We invited a childhood hometown friend from Florida and his family to come help set up a homestead and erect a permaculture paradise!

I received my permaculture certification in early 2018. During the year long course I realized a few things. First off, it was extremely difficult to acquire relative topography for my design considerations.

An overwhelming majority of designs from my peers were cast upon topography that didn’t match the landscape. In fact, when comparing drone topography vs. space acquired topography, it was 90° out of alignment. Yes, instead of designing swales on contour, everyone seemed to be designing water slides that were perpendicular to contour!

Secondly, after shopping around various visual platforms that other designers and cartographers were using, I found Adobe illustrator to reign supreme.
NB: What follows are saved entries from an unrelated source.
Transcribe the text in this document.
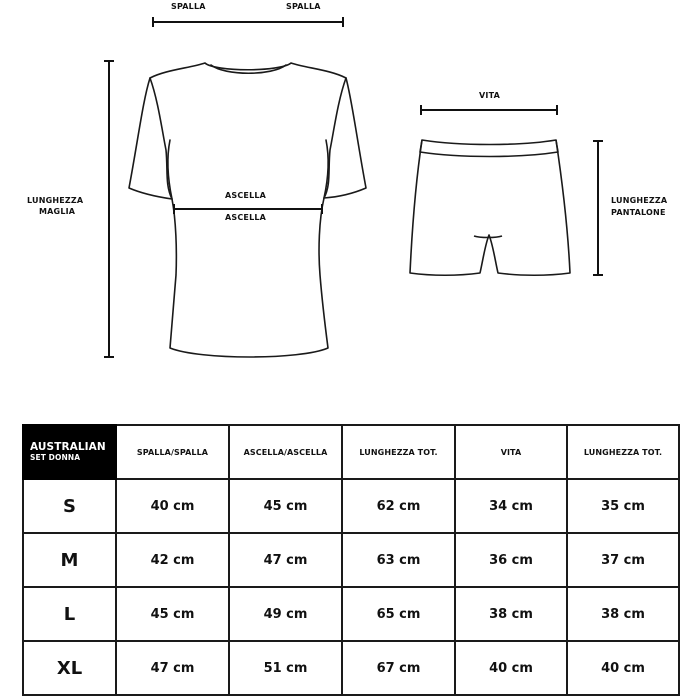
SPALLA	SPALLA
ASCELLA
ASCELLA
LUNGHEZZA
MAGLIA
VITA
LUNGHEZZA
PANTALONE
AUSTRALIAN
SET DONNA	SPALLA/SPALLA	ASCELLA/ASCELLA	LUNGHEZZA TOT.	VITA	LUNGHEZZA TOT.
S	40 cm	45 cm	62 cm	34 cm	35 cm
M	42 cm	47 cm	63 cm	36 cm	37 cm
L	45 cm	49 cm	65 cm	38 cm	38 cm
XL	47 cm	51 cm	67 cm	40 cm	40 cm
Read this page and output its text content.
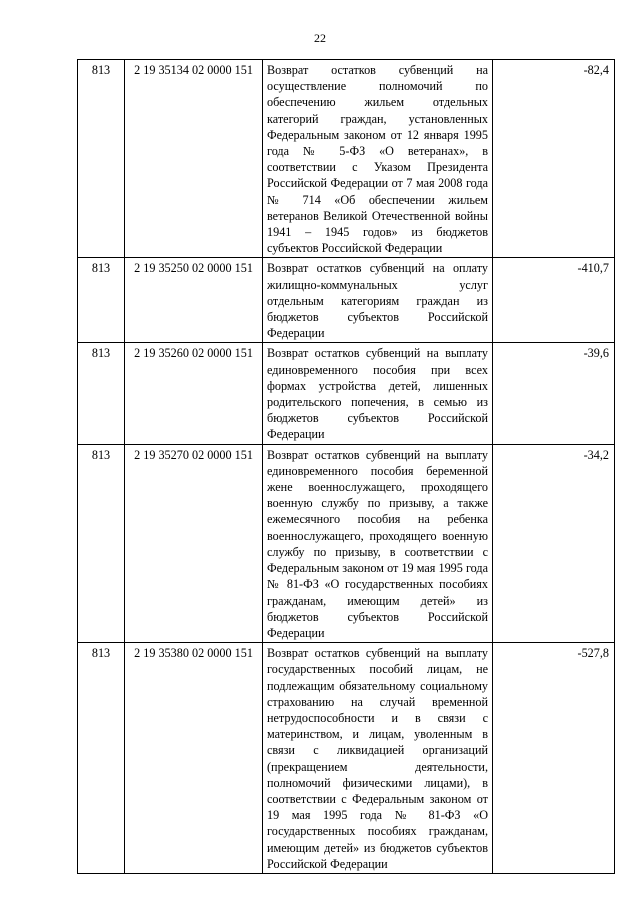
22
813	2 19 35134 02 0000 151	Возврат остатков субвенций на осуществление полномочий по обеспечению жильем отдельных категорий граждан, установленных Федеральным законом от 12 января 1995 года № 5-ФЗ «О ветеранах», в соответствии с Указом Президента Российской Федерации от 7 мая 2008 года № 714 «Об обеспечении жильем ветеранов Великой Отечественной войны 1941 – 1945 годов» из бюджетов субъектов Российской Федерации	-82,4
813	2 19 35250 02 0000 151	Возврат остатков субвенций на оплату жилищно-коммунальных услуг отдельным категориям граждан из бюджетов субъектов Российской Федерации	-410,7
813	2 19 35260 02 0000 151	Возврат остатков субвенций на выплату единовременного пособия при всех формах устройства детей, лишенных родительского попечения, в семью из бюджетов субъектов Российской Федерации	-39,6
813	2 19 35270 02 0000 151	Возврат остатков субвенций на выплату единовременного пособия беременной жене военнослужащего, проходящего военную службу по призыву, а также ежемесячного пособия на ребенка военнослужащего, проходящего военную службу по призыву, в соответствии с Федеральным законом от 19 мая 1995 года № 81-ФЗ «О государственных пособиях гражданам, имеющим детей» из бюджетов субъектов Российской Федерации	-34,2
813	2 19 35380 02 0000 151	Возврат остатков субвенций на выплату государственных пособий лицам, не подлежащим обязательному социальному страхованию на случай временной нетрудоспособности и в связи с материнством, и лицам, уволенным в связи с ликвидацией организаций (прекращением деятельности, полномочий физическими лицами), в соответствии с Федеральным законом от 19 мая 1995 года № 81-ФЗ «О государственных пособиях гражданам, имеющим детей» из бюджетов субъектов Российской Федерации	-527,8
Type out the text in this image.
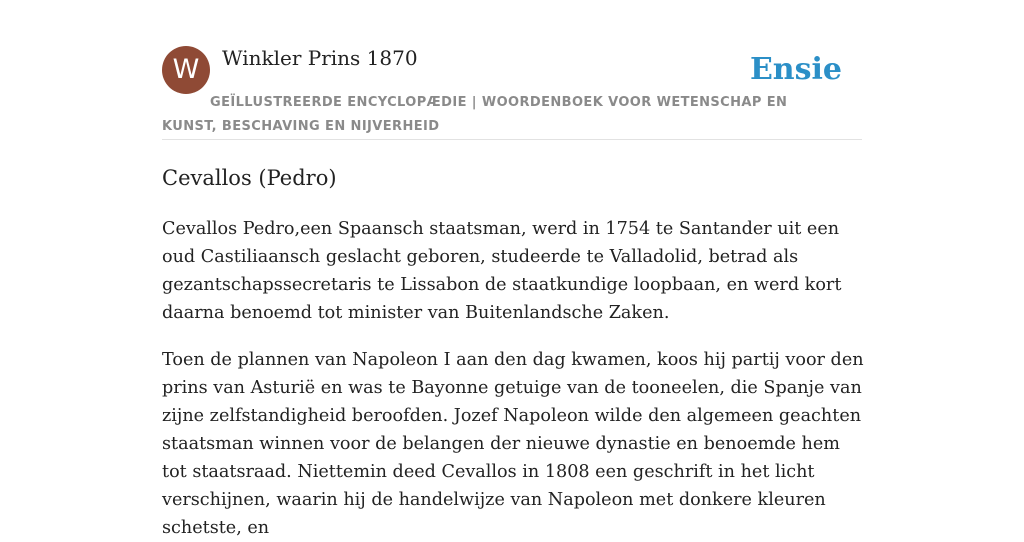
W	Winkler Prins 1870	Ensie
GEÏLLUSTREERDE ENCYCLOPÆDIE | WOORDENBOEK VOOR WETENSCHAP EN KUNST, BESCHAVING EN NIJVERHEID
Cevallos (Pedro)

Cevallos Pedro,een Spaansch staatsman, werd in 1754 te Santander uit een oud Castiliaansch geslacht geboren, studeerde te Valladolid, betrad als gezantschapssecretaris te Lissabon de staatkundige loopbaan, en werd kort daarna benoemd tot minister van Buitenlandsche Zaken.

Toen de plannen van Napoleon I aan den dag kwamen, koos hij partij voor den prins van Asturië en was te Bayonne getuige van de tooneelen, die Spanje van zijne zelfstandigheid beroofden. Jozef Napoleon wilde den algemeen geachten staatsman winnen voor de belangen der nieuwe dynastie en benoemde hem tot staatsraad. Niettemin deed Cevallos in 1808 een geschrift in het licht verschijnen, waarin hij de handelwijze van Napoleon met donkere kleuren schetste, en
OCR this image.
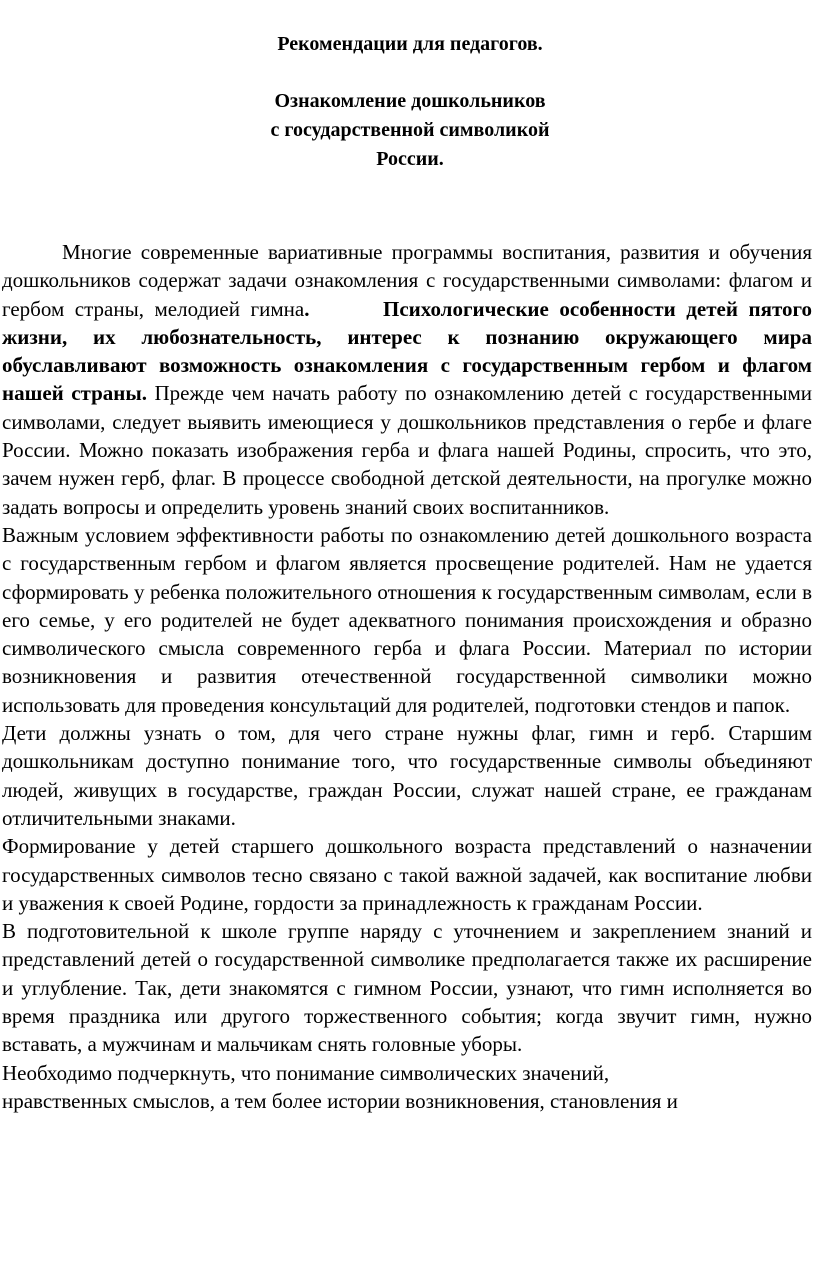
Рекомендации для педагогов.
Ознакомление дошкольников
с государственной символикой
России.

Многие современные вариативные программы воспитания, развития и обучения дошкольников содержат задачи ознакомления с государственными символами: флагом и гербом страны, мелодией гимна.    	Психологические особенности детей пятого жизни, их любознательность, интерес к познанию окружающего мира обуславливают возможность ознакомления с государственным гербом и флагом нашей страны. Прежде чем начать работу по ознакомлению детей с государственными символами, следует выявить имеющиеся у дошкольников представления о гербе и флаге России. Можно показать изображения герба и флага нашей Родины, спросить, что это, зачем нужен герб, флаг. В процессе свободной детской деятельности, на прогулке можно задать вопросы и определить уровень знаний своих воспитанников.

Важным условием эффективности работы по ознакомлению детей дошкольного возраста с государственным гербом и флагом является просвещение родителей. Нам не удается сформировать у ребенка положительного отношения к государственным символам, если в его семье, у его родителей не будет адекватного понимания происхождения и образно символического смысла современного герба и флага России. Материал по истории возникновения и развития отечественной государственной символики можно использовать для проведения консультаций для родителей, подготовки стендов и папок.

Дети должны узнать о том, для чего стране нужны флаг, гимн и герб. Старшим дошкольникам доступно понимание того, что государственные символы объединяют людей, живущих в государстве, граждан России, служат нашей стране, ее гражданам отличительными знаками.

Формирование у детей старшего дошкольного возраста представлений о назначении государственных символов тесно связано с такой важной задачей, как воспитание любви и уважения к своей Родине, гордости за принадлежность к гражданам России.

В подготовительной к школе группе наряду с уточнением и закреплением знаний и представлений детей о государственной символике предполагается также их расширение и углубление. Так, дети знакомятся с гимном России, узнают, что гимн исполняется во время праздника или другого торжественного события; когда звучит гимн, нужно вставать, а мужчинам и мальчикам снять головные уборы.

Необходимо подчеркнуть, что понимание символических значений,
нравственных смыслов, а тем более истории возникновения, становления и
So I set out to learn Illustrator and incorporate accurate topography from LiDAR and drone data, as well as other useful data that satellites can provide. I’ve worked for several years with individual designers and teams of designers to service their mapping needs.

I have teamed up with Geoff Lawton as apart of his international design consultancy team. I provide him with GIS analyst support and cartography to use for his permaculture designs and consultations, thus enabling the team to offer solid advice from anywhere in the world.

I’ve since expanded my operations, scaled up my office and computing power and trained my best friend Charlie Rosselle in what I do. We enjoy making maps, homesteading with our families, and playing music together. We’d be honored to help bring clarity to you or your team’s focus on transitioning to a brighter future.

The greatest change we need to make is from consumption to production, even if on a small scale, in our own gardens. If only 10% of us do this, there is enough for everyone. Hence the futility of revolutionaries who have no gardens, who depend on the very system they attack, and who produce words and bullets, not food and shelter.”